Aliyev’s visit to Kazakhstan deepens cooperation between Baku and Astana

Azerbaijani President Ilham Aliyev’s two-day state visit to Kazakhstan on October 20–21 demonstrated how Baku and Astana are transforming cultural affinity into pragmatic economic cooperation. The two Caspian nations signed 15 agreements in the fields of energy, logistics, artificial intelligence, and healthcare, reaffirming their intention to become a key transport and digital bridge of Eurasia.
The main focus was the Trans-Caspian International Transport Route — the “Middle Corridor” — which both leaders pledged to expand by removing infrastructure bottlenecks and harmonizing customs and port operations. Kazakhstan’s gradual shift of oil exports from Russian pipelines to the Baku-Tbilisi-Ceyhan route, operated by SOCAR and KazMunayGaz, underscores the growing strategic weight of this corridor.
Aliyev’s announcement that Azerbaijan has lifted restrictions on transit to Armenia, allowing the first shipment of Kazakh grain to pass through Azerbaijani and Georgian territory, marked a politically significant step. If sustained, it could reshape regional trade logistics and signal a degree of normalization in the South Caucasus.

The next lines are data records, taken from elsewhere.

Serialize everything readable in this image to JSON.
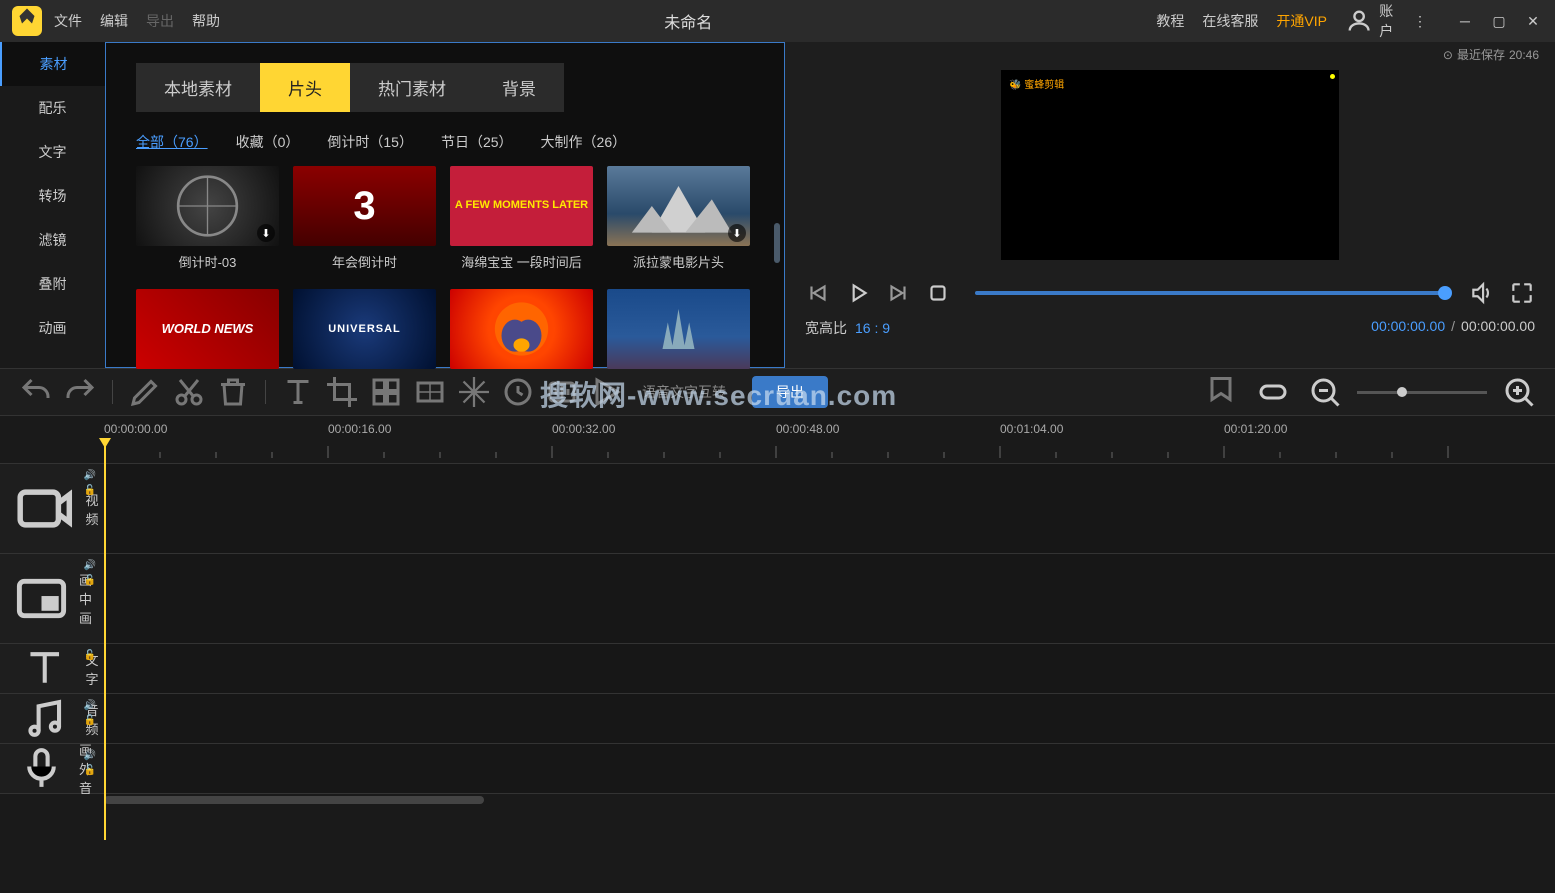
{
  "titlebar": {
    "menu": [
      "文件",
      "编辑",
      "导出",
      "帮助"
    ],
    "title": "未命名",
    "tutorial": "教程",
    "service": "在线客服",
    "vip": "开通VIP",
    "account": "账户",
    "last_save_label": "最近保存",
    "last_save_time": "20:46"
  },
  "sidebar": [
    "素材",
    "配乐",
    "文字",
    "转场",
    "滤镜",
    "叠附",
    "动画"
  ],
  "media": {
    "tabs": [
      "本地素材",
      "片头",
      "热门素材",
      "背景"
    ],
    "subtabs": [
      "全部（76）",
      "收藏（0）",
      "倒计时（15）",
      "节日（25）",
      "大制作（26）"
    ],
    "thumbs_row1": [
      "倒计时-03",
      "年会倒计时",
      "海绵宝宝 一段时间后",
      "派拉蒙电影片头"
    ],
    "thumb_texts": [
      "",
      "3",
      "A FEW MOMENTS LATER",
      ""
    ],
    "thumbs_row2_alt": [
      "WORLD NEWS",
      "UNIVERSAL",
      "",
      ""
    ]
  },
  "preview": {
    "logo_text": "蜜蜂剪辑",
    "aspect_label": "宽高比",
    "aspect_value": "16 : 9",
    "time_current": "00:00:00.00",
    "time_total": "00:00:00.00"
  },
  "toolbar": {
    "voice_text": "语音文字互转",
    "export": "导出"
  },
  "timeline": {
    "marks": [
      "00:00:00.00",
      "00:00:16.00",
      "00:00:32.00",
      "00:00:48.00",
      "00:01:04.00",
      "00:01:20.00"
    ],
    "tracks": [
      "视频",
      "画中画",
      "文字",
      "音频",
      "画外音"
    ]
  },
  "watermark": "搜软网-www.secruan.com"
}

Projects in digital and green energy also took center stage. The planned undersea fiber-optic line between Kazakhstan and Azerbaijan — expected to be completed by the end of 2026 — will lay the foundation for new forms of digital trade and data sovereignty, while joint renewable energy initiatives indicate a broader rethinking of cooperation in the Caspian region.
Since 2020, bilateral trade turnover has increased nearly fivefold, exceeding $547 million in the first eight months of 2025. Both governments view momentum in logistics and energy services as critical to sustaining this growth. However, analysts warn that long-term success will depend on aligning customs systems, expanding port capacities, and addressing the environmental decline of the Caspian Sea.
Observers note that Aliyev’s visit showed how Azerbaijan and Kazakhstan are evolving from symbolic “Turkic brotherhood” into a strategic partnership built on infrastructure, energy, and technology. While these agreements may not immediately boost trade volumes, they consolidate both countries’ ambitions to lead regional connectivity projects independently of Russian networks. The real test will be implementation — whether the “Middle Corridor” can evolve from a diplomatic concept into a commercially efficient route linking Europe and Asia.